‘The Darker Aspects Of Life’
This week’s #MusicForWriters column: Like one of my favorite artists and friends, the music-theater virtuoso Martha Clarke, Michel van der Aa trades deliberately in what you’ll see him call in our interview “the darker aspects of life.” As a kid, we learn, he got into music on a psychologist’s advice, to channel his energy away from his nightmares.
[pullquote]As a kid I suffered from terrible nightmares and sleepwalking…A child psychologist advised me to start learning to play an instrument. From that moment, my nightmares stopped.
— Michel van der Aa[/pullquote]
Van der Aa’s art teeters on the unnerving edges of life. Like Clarke, he has an alchemist’s gift for text, music, light, shadow, electronics and movement that can set fears and disturbances spinning in awful beauty with what appears to be effortless agility. Like an actor, however, he’s thrilled with sky-high energy. This guy’s music and visual worlds rock with power.
Van der Aa is much more than a composer. He’s an auteur, a stage and screen director whose new (November 2014) Violin Concerto is a perfect introduction to the tumbling, tumultuous dynamics of this creator’s imagination.
Be sure to take advantage of Q2 Music’s Album of the Week opportunity to learn more about its recording by the Royal Concertgebouw Orchestra (RCO) under the direction of the meticulous Vladimir Jurowski and led by violinist Janine Jansen as you read through our interview. The second, third, and fourth tracks on the album Horizon 6 from the RCO are his concerto.
The rest of Horizon 6 is strong, as well. I’m particularly fond of Luc Brewaeys‘ shining Along the Shores of Lorn, the sixth track. This CD is the sixth installment in the RCO’s long-running program of “Horizon” collections of the sort of contemporary classical music that makes Q2 Music such an important resource for writers.

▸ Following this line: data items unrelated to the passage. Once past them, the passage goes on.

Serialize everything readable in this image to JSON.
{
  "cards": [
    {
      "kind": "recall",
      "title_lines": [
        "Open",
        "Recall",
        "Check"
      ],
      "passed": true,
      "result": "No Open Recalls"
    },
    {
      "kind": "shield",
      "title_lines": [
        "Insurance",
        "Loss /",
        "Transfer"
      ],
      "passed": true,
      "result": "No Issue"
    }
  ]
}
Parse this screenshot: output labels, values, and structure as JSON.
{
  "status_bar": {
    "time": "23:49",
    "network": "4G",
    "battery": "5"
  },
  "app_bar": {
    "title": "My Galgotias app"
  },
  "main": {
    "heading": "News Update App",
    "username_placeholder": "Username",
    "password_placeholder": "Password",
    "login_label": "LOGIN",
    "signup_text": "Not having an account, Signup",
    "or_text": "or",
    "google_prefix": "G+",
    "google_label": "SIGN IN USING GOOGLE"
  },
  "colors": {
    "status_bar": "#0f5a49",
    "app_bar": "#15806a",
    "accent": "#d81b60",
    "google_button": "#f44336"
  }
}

Van der Aa’s work runs from what may be his best-known screen work in some quarters, the film-opera Sunken Garden to chamber music, ensemble works, orchestral pieces, and work for film and movement (the category in which The Book of Sand, for example, resides in his catalog).
Prolific and versatile, there’s an inquisitive quality to all he touches. Always, you can tell he wants to learn something, discover something, uncover something. Like an author who has seized on the right concept, Van der Aa’s execution in many of his works is boldly authoritative. Concepts and their interpretations seem to arrive integrated in his mind. You hear that in the spacious orchestrations of his violin concerto: a latter-day Berlioz, he’s a colorist of thin air, his aesthetics never stop at the sound. Notice that he places his percussionists onstage in a unique way, “because of how it looks.”
‘Lines Of Transmission’
Thought Catalog: Michel, I’m intrigued by the gorgeous, almost pained, quiet opening with the violin completely alone in both your first and second movements of the concerto. Can you say whether there is, in your considerations, a “role” here for the violin, a personality? Or is this “pure sound” in your sense of it?
Yes this was one of the first ideas I had for the piece. I wanted Janine [violinist Janine Jansen] to start alone in the first two movements and hover over the orchestra like a hang-glider before diving down and engaging with the other players.
TC: Is the piece composed for Janine? And does this rendition of the violin’s lead accomplish what you had hoped it would?
MvdA: I never write solely for an ‘instrument’ but always for a certain performer. Janine is the inspiration and reason I wrote this piece, she’s amazing. She has this unique quality of utter technical perfection combined with a very instinctive, humanistic way of playing. She’s also a wonderful communicator on stage, very theatrical. She grabs you by the collar from the moment she enters the stage. You have to look at her and listen to her, she’s the portal to the music. If Janine had played the ukulele, I would have written a ukulele concerto.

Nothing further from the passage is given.